More specifically, these are Google Analytics cookies, a web analytics service provided by Google, Inc., which uses the cookies to collect information on how users use the Website (number of visitors, pages visited, time spent on the website, conversions, etc.) anonymously and in aggregate form.

This information is used, generally, to improve the functions of the Website, allowing, for example, any errors detected by users to be registered and thus guaranteeing smoother and more immediate browsing.

However, it cannot be ruled it, as this is an activity beyond the control of the Data Controller, that Google may expand or cross-reference the information obtained via these cookies – which the browser of the user sends to Google in the United States according to the related terms of service – with other data at its disposal, for purposes beyond the scope of this policy.

SGR does not use (and does not allow third parties to use) the Google analytics tool to monitor or collect the personal identification information of users. Google does not associate the IP address of users with any other data held by Google, nor does it attempt to link an IP address with the identity of a computer user.

To deactivate the installation of this type of cookie, please follow the procedures indicated in the following links:

• Privacy Policy of Google Analytics;
• Deactivation of Google Analytics cookies.

Several functions of the Website, such as videos, photographs or social widgets (Facebook, Twitter, Pinterest, Linkedin, AddThis) are hosted on external platforms.
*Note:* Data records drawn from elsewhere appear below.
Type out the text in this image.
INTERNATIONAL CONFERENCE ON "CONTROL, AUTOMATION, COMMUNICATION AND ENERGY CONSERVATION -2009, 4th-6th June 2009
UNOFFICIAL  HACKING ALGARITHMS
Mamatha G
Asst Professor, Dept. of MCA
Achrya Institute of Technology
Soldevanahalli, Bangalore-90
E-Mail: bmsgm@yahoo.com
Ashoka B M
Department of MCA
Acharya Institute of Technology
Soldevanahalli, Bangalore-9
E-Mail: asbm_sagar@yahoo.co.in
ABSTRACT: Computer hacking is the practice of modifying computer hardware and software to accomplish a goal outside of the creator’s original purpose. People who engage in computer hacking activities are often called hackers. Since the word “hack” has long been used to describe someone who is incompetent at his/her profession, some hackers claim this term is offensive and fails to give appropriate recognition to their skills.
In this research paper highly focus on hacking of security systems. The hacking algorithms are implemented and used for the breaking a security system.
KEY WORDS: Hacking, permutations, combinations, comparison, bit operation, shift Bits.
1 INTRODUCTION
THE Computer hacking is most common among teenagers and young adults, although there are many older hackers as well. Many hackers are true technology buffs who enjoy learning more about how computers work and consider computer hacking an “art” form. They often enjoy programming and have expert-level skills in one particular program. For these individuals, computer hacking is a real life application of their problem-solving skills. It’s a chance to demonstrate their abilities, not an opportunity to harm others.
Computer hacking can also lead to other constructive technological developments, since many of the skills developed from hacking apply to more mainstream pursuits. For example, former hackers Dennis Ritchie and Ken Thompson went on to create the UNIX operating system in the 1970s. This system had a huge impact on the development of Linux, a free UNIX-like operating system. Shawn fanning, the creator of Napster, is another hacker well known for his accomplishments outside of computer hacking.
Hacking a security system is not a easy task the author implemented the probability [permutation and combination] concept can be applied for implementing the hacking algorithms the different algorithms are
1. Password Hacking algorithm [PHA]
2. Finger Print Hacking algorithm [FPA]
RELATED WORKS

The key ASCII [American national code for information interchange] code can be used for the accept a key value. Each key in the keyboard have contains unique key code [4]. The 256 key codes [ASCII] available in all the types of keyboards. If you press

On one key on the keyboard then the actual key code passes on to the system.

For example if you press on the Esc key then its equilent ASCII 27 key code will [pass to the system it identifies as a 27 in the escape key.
It is possible that these third parties collect data also if the users do not make use of the service. SGR has no access to the data that has been collected and processed in complete autonomy by the managers of these platforms.

For more information on the processing methods of the data collected, users are invited to read the information notes on privacy provided by the parties that make the services in question available.

• YouTube/Google USA – Privacy Policy
• +1 button and Google+ (Google Inc.) social widgets. – Privacy Policy
• like button and Facebook (Facebook, Inc.) social widgets.- Privacy Policy
• Tweet button and Twitter social widgets (Twitter, Inc.) – Privacy Policy
• Pin-it button and Pinterest social widgets (Pinterest, Inc.) – Privacy Policy
• Linkedin social widgets (LinkedIn Corporation)– Privacy Policy
• AddThis (Addthis Inc.) – Privacy Policy

HOW TO DISABLE COOKIES

Without prejudice to the right to object to the installation of the cookies as illustrated above, considering that the majority of browsers are programmed in such a way as to accept cookies automatically, the user can choose to not receive them, especially when the third party involved does not offer the possibility of correctly exercising the opt-out option, also by accessing the browser settings and deactivating their use, according to the procedures described at the following addresses:

• Internet Explorer • Mozilla Firefox
• Google Chrome • Apple Safari • Opera

It is to be noted, however, that deactivation of the cookies may complicate browsing on the Internet or hinder the free movement from one page to another and the ability to use of all the functions of the Website.

For more information on cookies, please visit the website www.youronlinechoices.com (limited to the services registered by this platform) to obtain information on how to remove or manage the cookies on the basis of the browser used or to set user preferences for third-party cookies.

INTERESTED PERSON’S RIGHTS

Interested person, may exercise his rights on obtain access to his personal data, to rectify or cancel their treatment or to oppose the treatment (Article 15 and ss. of the Regulation). The appropriate request to the Authority is submitted by contacting the Internal Privacy Contact, which can be reached at the e-mail address privacy@gacsgr.com.

COMPLAINT’S RIGHTS

The client who believe that the processing of personal data reported to them through this site is in breach with the Regulation, have the right to complain to the Control Authority, as required by art. 77 of the Regulation itself, or to take appropriate legal action (Article 79 of the Regulation).